Le JDM : « La phrase la plus courue ces temps ci est ‘force doit rester à la loi’. A la fois dans la bouche du préfet pour reloger les personnes en situation régulière, dans celles des collectifs de mahorais incitant à la lutte contre l’immigration clandestine, et dans celle des ‘décasés’ qui ont été illégalement délogés. Quelle couleur prend-elle dans la bouche du sénateur et avocat que vous êtes ? »

Thani Mohamed Soilihi : « ‘Force doit rester à la loi’, c’est un des fondements de l’Etat de droit. Les premiers à l’avoir enfreint sont quand même les étrangers en situation irrégulière par leur entrée illégale sur notre territoire. Certains communiqués parisiens sont trop hâtifs, et ne correspondent pas aux alertes permanentes des ministères que nous avons faites sur la situation. De mon côté, j’ai posé sur ce sujet une question d’actualité à Bernard Cazeneuve le 4 mai, et je l’avais interpellé en septembre dernier sur la loi portant sur l’immigration. »

JDM : « Les mahorais sont taxés de ‘xénophobes’ par plusieurs médias métropolitains. Est-ce fondé ? »
 
T. M. Soilihi : « Il faut arrêter les propos démagogiques et populistes lorsque l’on ne connaît pas parfaitement la situation. Nous supportons depuis trop longtemps cette situation migratoire, qui voit nos terrains grignotés par des constructions illégales. Mais le problème va bien au delà : les dotations allouées à Mayotte, les plus basses de France, sont fonction de la population évaluée par l’INSEE. Or, le flux migratoire appellerait près de deux fois plus de moyens pour les soins ou la scolarisation. Le CHM (dont il est le président du conseil de surveillance, ndlr) doit supporter 45 % de charges supplémentaires. Certains Mahorais doivent aller se faire soigner à La Réunion ou en métropole car les structures hospitalières sont envahies et confisquées par les non assurées ! Il n’est donc pas question de xénophobie ici, mais bien de situation devenue insupportable, inacceptable. »

Pas de libre circulation sans accepter l’ensemble des contraintes

Bernard Cazeneuve en visite au service des étrangers de la préfecture le 19 juin 2014
Bernard Cazeneuve en visite au service des étrangers de la préfecture de Mayotte le 19 juin 201

JDM : « Le 7 mars 2016 a été promulguée une loi modifiant le code des étrangers, qui est peu dérogatoire pour Mayotte. Va-t-elle bouleverser la donne ? Dans quel sens ? »
 
T. M. Soilihi : Compte tenu de la pression migratoire hors norme que nous vivons, le droit commun ne peut s’appliquer dans ce domaine. Malgré tout, lorsque nous demandons une libre circulation des détenteurs de titres de séjour sur l’ensemble du territoire, comme c’est le cas pour les autres DOM, d’aucuns dans les ministères nous répondent ‘vous voulez un droit dérogatoire, ou pas ?’… Nous devons donc rester cohérents et il faudrait regarder article par article ce que l’on pourrait supporter du droit commun.
Des éléments de cette loi vont en faveur de la simplification des démarches pour les étrangers, d’autres amélioreraient leurs droits à recours, mais ne pourraient pas être applicables en l’état à Mayotte, faute de moyens suffisants.
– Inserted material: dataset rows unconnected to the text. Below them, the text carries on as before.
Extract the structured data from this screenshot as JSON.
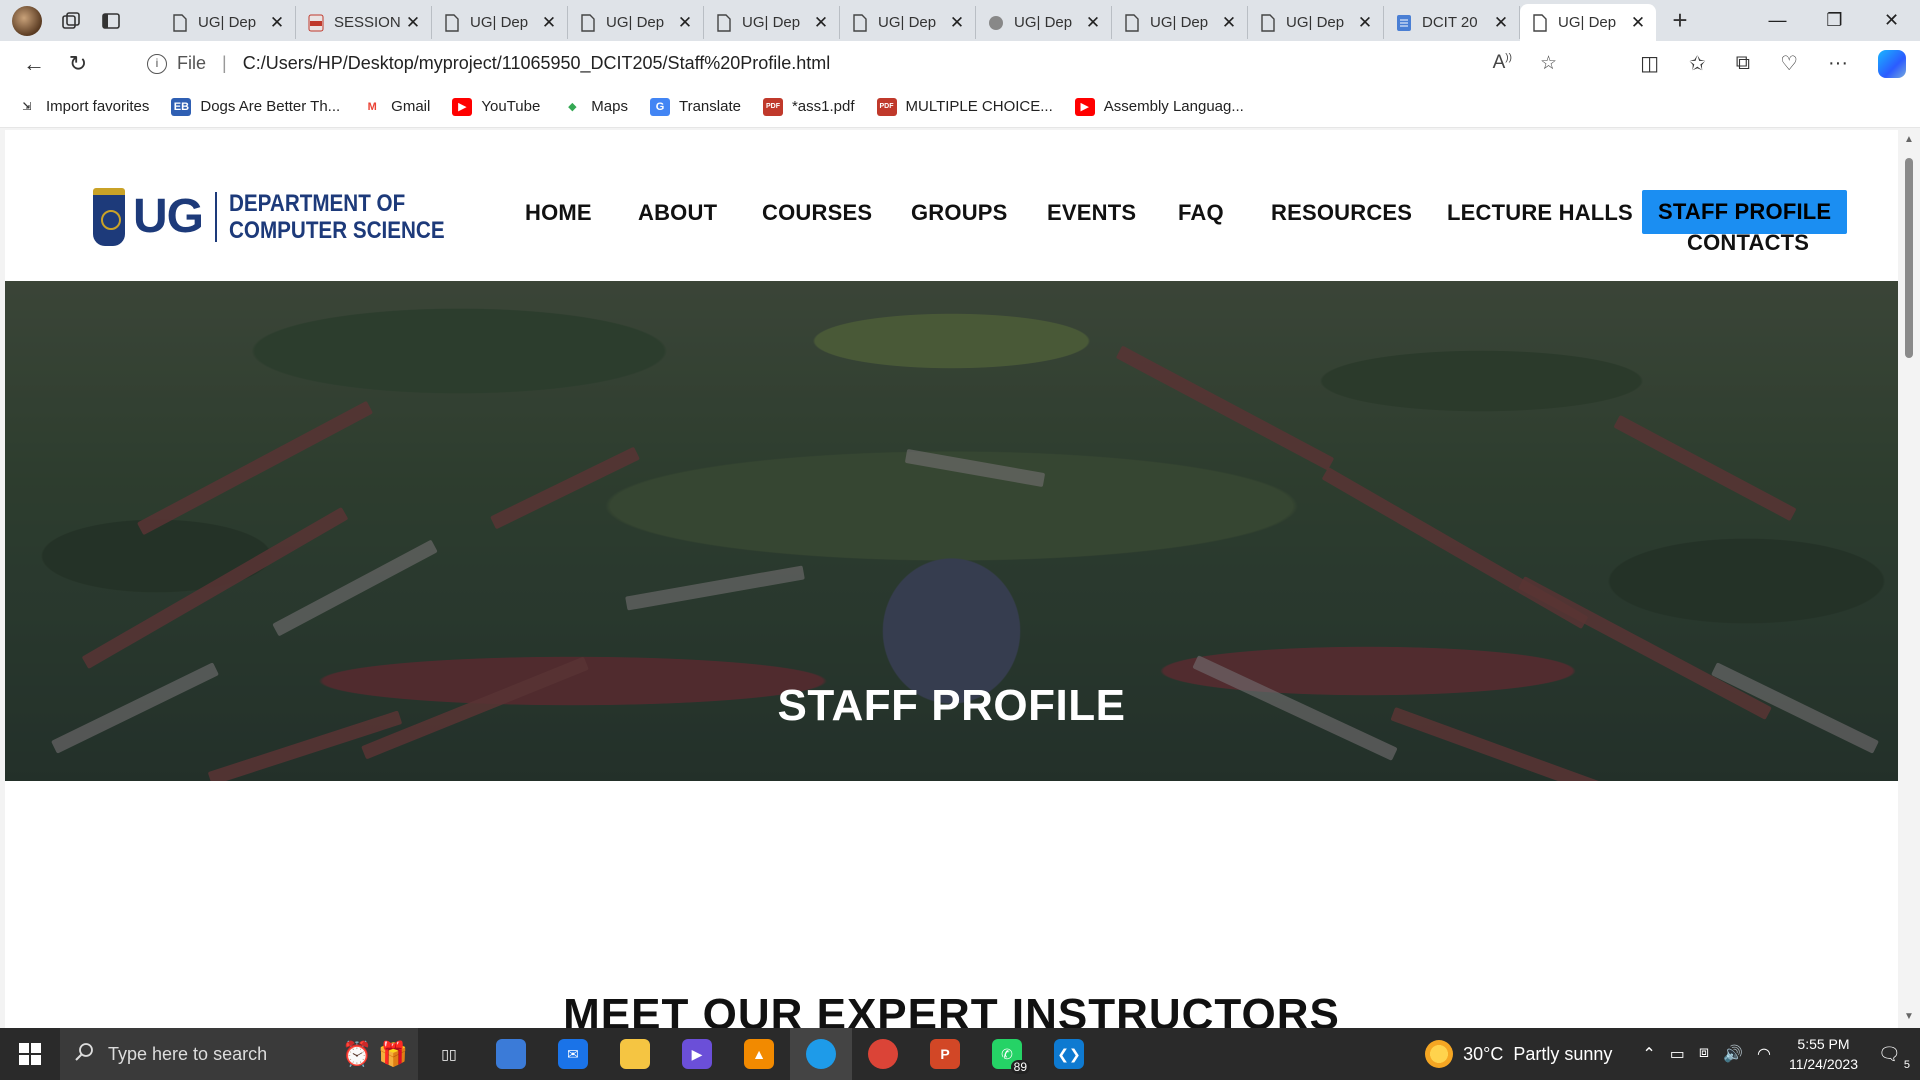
{
  "browser": {
    "tabs": [
      {
        "title": "UG| Dep",
        "icon": "page-icon",
        "active": false
      },
      {
        "title": "SESSION",
        "icon": "pdf-icon",
        "active": false
      },
      {
        "title": "UG| Dep",
        "icon": "page-icon",
        "active": false
      },
      {
        "title": "UG| Dep",
        "icon": "page-icon",
        "active": false
      },
      {
        "title": "UG| Dep",
        "icon": "page-icon",
        "active": false
      },
      {
        "title": "UG| Dep",
        "icon": "page-icon",
        "active": false
      },
      {
        "title": "UG| Dep",
        "icon": "site-icon",
        "active": false
      },
      {
        "title": "UG| Dep",
        "icon": "page-icon",
        "active": false
      },
      {
        "title": "UG| Dep",
        "icon": "page-icon",
        "active": false
      },
      {
        "title": "DCIT 20",
        "icon": "doc-icon",
        "active": false
      },
      {
        "title": "UG| Dep",
        "icon": "page-icon",
        "active": true
      }
    ],
    "address": {
      "scheme_label": "File",
      "url": "C:/Users/HP/Desktop/myproject/11065950_DCIT205/Staff%20Profile.html"
    },
    "favorites": [
      {
        "label": "Import favorites",
        "icon": "import-icon"
      },
      {
        "label": "Dogs Are Better Th...",
        "icon": "eb-icon"
      },
      {
        "label": "Gmail",
        "icon": "gmail-icon"
      },
      {
        "label": "YouTube",
        "icon": "youtube-icon"
      },
      {
        "label": "Maps",
        "icon": "maps-icon"
      },
      {
        "label": "Translate",
        "icon": "translate-icon"
      },
      {
        "label": "*ass1.pdf",
        "icon": "pdf-icon"
      },
      {
        "label": "MULTIPLE CHOICE...",
        "icon": "pdf-icon"
      },
      {
        "label": "Assembly Languag...",
        "icon": "youtube-icon"
      }
    ]
  },
  "site": {
    "logo": {
      "ug": "UG",
      "dept_line1": "DEPARTMENT OF",
      "dept_line2": "COMPUTER SCIENCE"
    },
    "menu": [
      {
        "label": "HOME",
        "active": false
      },
      {
        "label": "ABOUT",
        "active": false
      },
      {
        "label": "COURSES",
        "active": false
      },
      {
        "label": "GROUPS",
        "active": false
      },
      {
        "label": "EVENTS",
        "active": false
      },
      {
        "label": "FAQ",
        "active": false
      },
      {
        "label": "RESOURCES",
        "active": false
      },
      {
        "label": "LECTURE HALLS",
        "active": false
      },
      {
        "label": "STAFF PROFILE",
        "active": true
      },
      {
        "label": "CONTACTS",
        "active": false
      }
    ],
    "hero_title": "STAFF PROFILE",
    "section_title": "MEET OUR EXPERT INSTRUCTORS"
  },
  "taskbar": {
    "search_placeholder": "Type here to search",
    "apps": [
      {
        "name": "task-view",
        "active": false
      },
      {
        "name": "microsoft-store",
        "active": false
      },
      {
        "name": "mail",
        "active": false
      },
      {
        "name": "file-explorer",
        "active": false
      },
      {
        "name": "clipchamp",
        "active": false
      },
      {
        "name": "vlc",
        "active": false
      },
      {
        "name": "edge",
        "active": true
      },
      {
        "name": "chrome",
        "active": false
      },
      {
        "name": "powerpoint",
        "active": false
      },
      {
        "name": "whatsapp",
        "active": false,
        "badge": "89"
      },
      {
        "name": "vscode",
        "active": false
      }
    ],
    "weather": {
      "temp": "30°C",
      "condition": "Partly sunny"
    },
    "time": "5:55 PM",
    "date": "11/24/2023",
    "notification_count": "5"
  },
  "colors": {
    "accent": "#1b8ef2",
    "brand": "#1d3a7a"
  }
}
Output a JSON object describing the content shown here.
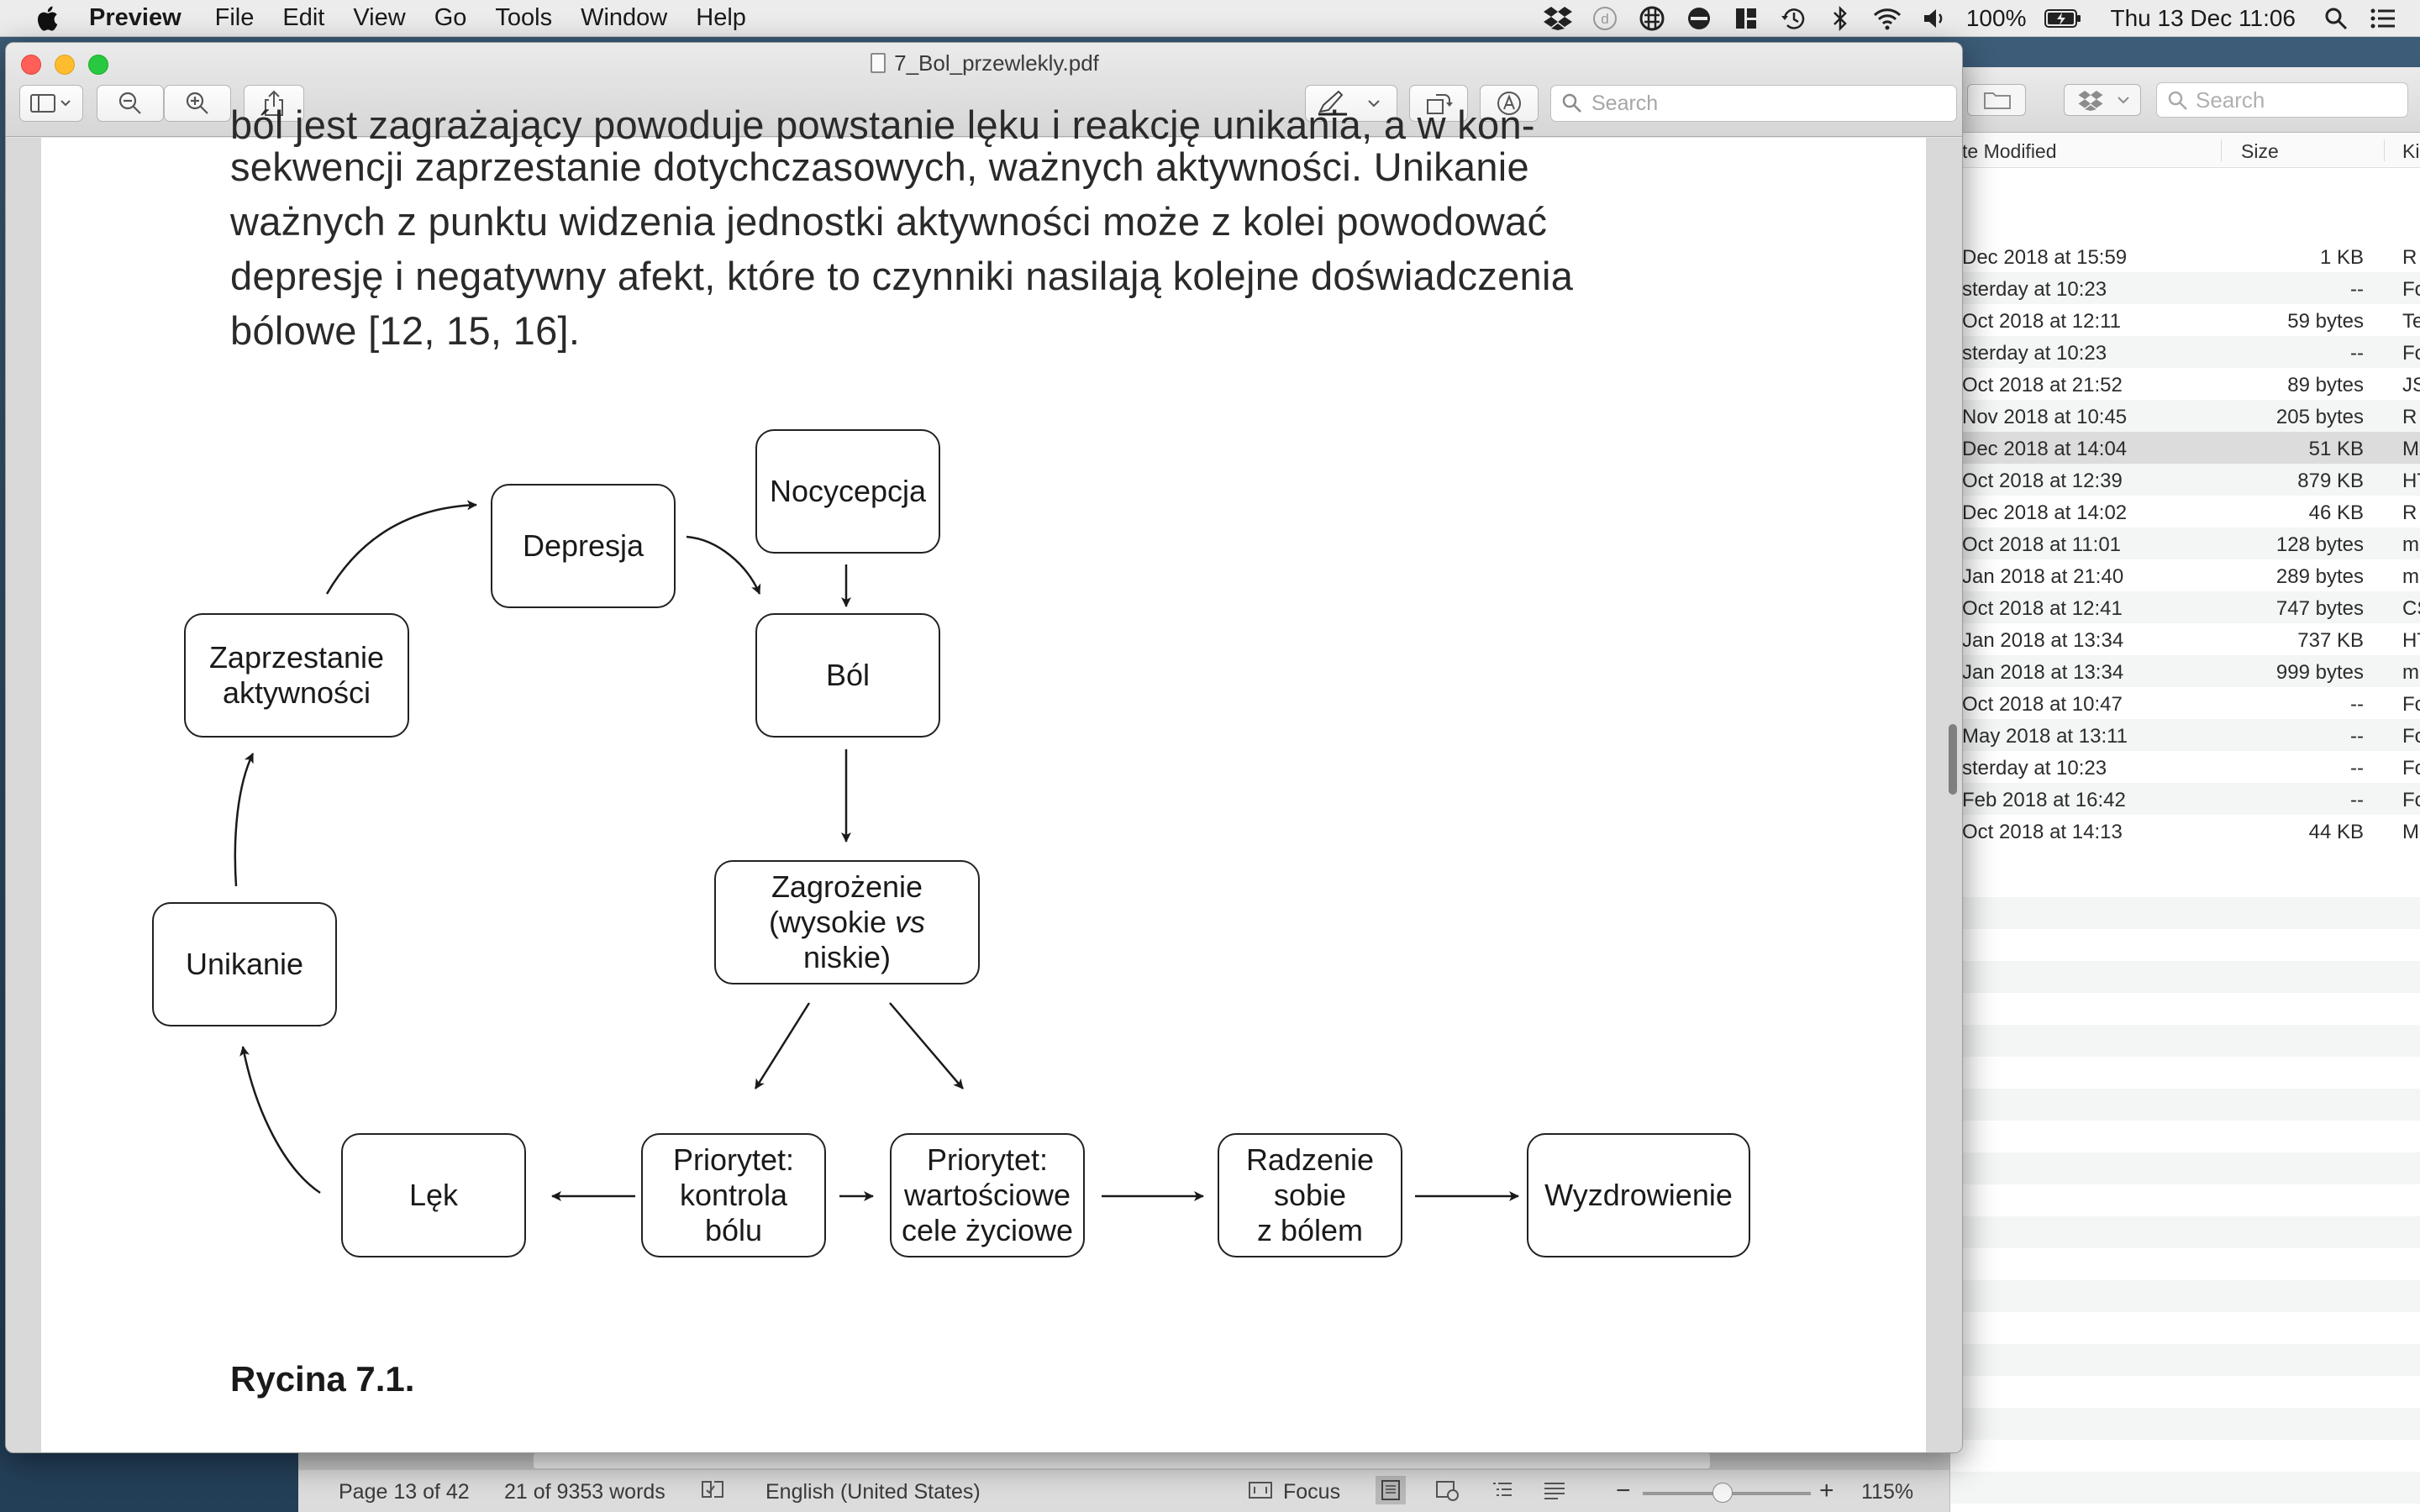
{
  "menubar": {
    "app": "Preview",
    "items": [
      "File",
      "Edit",
      "View",
      "Go",
      "Tools",
      "Window",
      "Help"
    ],
    "battery": "100%",
    "datetime": "Thu 13 Dec  11:06"
  },
  "preview": {
    "title": "7_Bol_przewlekly.pdf",
    "search_placeholder": "Search",
    "body_lines": [
      "sekwencji zaprzestanie dotychczasowych, ważnych aktywności. Unikanie",
      "ważnych z punktu widzenia jednostki aktywności może z kolei powodować",
      "depresję i negatywny afekt, które to czynniki nasilają kolejne doświadczenia",
      "bólowe [12, 15, 16]."
    ],
    "clipped_line": "ból jest zagrażający powoduje powstanie lęku i reakcję unikania, a w kon-",
    "diagram": {
      "nocycepcja": "Nocycepcja",
      "depresja": "Depresja",
      "bol": "Ból",
      "zaprzestanie_1": "Zaprzestanie",
      "zaprzestanie_2": "aktywności",
      "unikanie": "Unikanie",
      "zagrozenie_1": "Zagrożenie",
      "zagrozenie_2a": "(wysokie ",
      "zagrozenie_2b": "vs",
      "zagrozenie_3": "niskie)",
      "lek": "Lęk",
      "priorytet_kontrola_1": "Priorytet:",
      "priorytet_kontrola_2": "kontrola",
      "priorytet_kontrola_3": "bólu",
      "priorytet_wartosci_1": "Priorytet:",
      "priorytet_wartosci_2": "wartościowe",
      "priorytet_wartosci_3": "cele życiowe",
      "radzenie_1": "Radzenie",
      "radzenie_2": "sobie",
      "radzenie_3": "z bólem",
      "wyzdrowienie": "Wyzdrowienie"
    },
    "caption": "Rycina 7.1."
  },
  "finder": {
    "search_placeholder": "Search",
    "columns": [
      "te Modified",
      "Size",
      "Ki"
    ],
    "rows": [
      {
        "date": "Dec 2018 at 15:59",
        "size": "1 KB",
        "kind": "R"
      },
      {
        "date": "sterday at 10:23",
        "size": "--",
        "kind": "Fo"
      },
      {
        "date": "Oct 2018 at 12:11",
        "size": "59 bytes",
        "kind": "Te"
      },
      {
        "date": "sterday at 10:23",
        "size": "--",
        "kind": "Fo"
      },
      {
        "date": "Oct 2018 at 21:52",
        "size": "89 bytes",
        "kind": "JS"
      },
      {
        "date": "Nov 2018 at 10:45",
        "size": "205 bytes",
        "kind": "R"
      },
      {
        "date": "Dec 2018 at 14:04",
        "size": "51 KB",
        "kind": "Mi"
      },
      {
        "date": "Oct 2018 at 12:39",
        "size": "879 KB",
        "kind": "HT"
      },
      {
        "date": "Dec 2018 at 14:02",
        "size": "46 KB",
        "kind": "R"
      },
      {
        "date": "Oct 2018 at 11:01",
        "size": "128 bytes",
        "kind": "ma"
      },
      {
        "date": "Jan 2018 at 21:40",
        "size": "289 bytes",
        "kind": "ma"
      },
      {
        "date": "Oct 2018 at 12:41",
        "size": "747 bytes",
        "kind": "CS"
      },
      {
        "date": "Jan 2018 at 13:34",
        "size": "737 KB",
        "kind": "HT"
      },
      {
        "date": "Jan 2018 at 13:34",
        "size": "999 bytes",
        "kind": "ma"
      },
      {
        "date": "Oct 2018 at 10:47",
        "size": "--",
        "kind": "Fo"
      },
      {
        "date": "May 2018 at 13:11",
        "size": "--",
        "kind": "Fo"
      },
      {
        "date": "sterday at 10:23",
        "size": "--",
        "kind": "Fo"
      },
      {
        "date": "Feb 2018 at 16:42",
        "size": "--",
        "kind": "Fo"
      },
      {
        "date": "Oct 2018 at 14:13",
        "size": "44 KB",
        "kind": "Mi"
      }
    ],
    "selected_row": 6
  },
  "word_status": {
    "page": "Page 13 of 42",
    "words": "21 of 9353 words",
    "language": "English (United States)",
    "focus": "Focus",
    "zoom": "115%",
    "zoom_minus": "−",
    "zoom_plus": "+"
  },
  "colors": {
    "close": "#fe5f57",
    "minimize": "#febc2e",
    "maximize": "#28c840"
  }
}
Les expulsés pourraient en effet exercer un recours davantage effectif, mais qui impliquerait ici au moins deux Juges des libertés et de la détention supplémentaires, du personnel de greffe en plus, voire même des locaux supplémentaires, que même l’extension en cours du TGI ne permettrait pas de dégager. Or, il n’y aurait rien de pire dans ce domaine qu’une loi qui existe sans pouvoir s’appliquer. Surtout que l’Etat risquerait une condamnation européenne pour cela. »

JDM : « Comment pouvez-vous en tant que parlementaire peser pour proposer des solutions ? »

Interception d'une embarcation en provenance d'Anjouan
Interception d’une embarcation en provenance d’Anjouan

 
T.M. Soilihi : « J’y travaille. Mais il faut être certain de pouvoir rattacher un amendement à un texte et qu’il ait des chances de prospérer. Il ne faut pas dramatiser cette loi sur le droit des étrangers. J’entends à Mayotte des propos qui reprennent la position du Front national qui y voit un élargissement du droit du sol. C’est bizarre que ce parti ne se soit pas insurgé le jour du vote à l’Assemblée. D’autre part, cet argument est faux. Certains points renforcent même au contraire la lutte contre l’immigration clandestine, comme un amendement que j’ai fait passer, et qui est devenu l’article 65 de la loi, pour sanctionner plus lourdement ceux qui ont recours à l’emploi de clandestins à Mayotte. Quant aux démarches simplifiées, c’est également pour aboutir plus rapidement à une réponse négative. On va dans le sens de l’efficacité du droit.»

Instrumentalisation du débat sur le droit du sol
 
JDM : « Certains reparlent du droit du sol que vous aviez proposé de remettre en question. »
 
T. M. Soilihi : « Justement, ce n’est pas forcément en période pré-électorale que cette question doit resurgir. La sérénité et l’efficacité du débat s’en trouveraient perturbées. La droite était au pouvoir pendant plusieurs années, notamment Nicolas Sarkozy, lorsque Mansour Kamardine avait déposé une proposition de loi de suppression du droit du sol à Mayotte en 2005, et la question n’a pas évolué. Soit ce n’est pas possible car cela touche trop profondément aux valeurs de la République, soit on traite sérieusement la question en proposant par exemple une expérimentation à Mayotte, pour en évaluer l’impact sur l’immigration clandestine. Il faut un travail à la hauteur des enjeux et non des propositions populistes. »

JDM : « Pour revenir à la situation actuelle, quelle solution pour reloger les étrangers en situation régulière ? »

Médecins du monde sur la place de la République à Mamoudzou
La veille sanitaire n’est qu’une solution provisoire

T. M. Soilihi : « Nous sommes dans un pays de droits, je ne vois pas au nom de quoi on chasserait des personnes qui ont demandé et obtenu le droit d’entrer puis de séjourner sur le territoire. C’est un minimum qu’il faut admettre. Mais dans ces dossiers, il y a aussi la problématique entre bailleurs et locataires qu’il faut traiter en tant que telle, sans tout mélanger. Dans le cas d’occupations illégales de terrains par des réguliers, le problème doit être traité entre les parties par la discussion, notamment avec la préfecture, le maire et les conseillers départementaux du canton, et soumis le cas échéant à l’arbitrage du juge.»

JDM : « Sur ces thèmes, que peut-on attendre de l’Union des Comores? »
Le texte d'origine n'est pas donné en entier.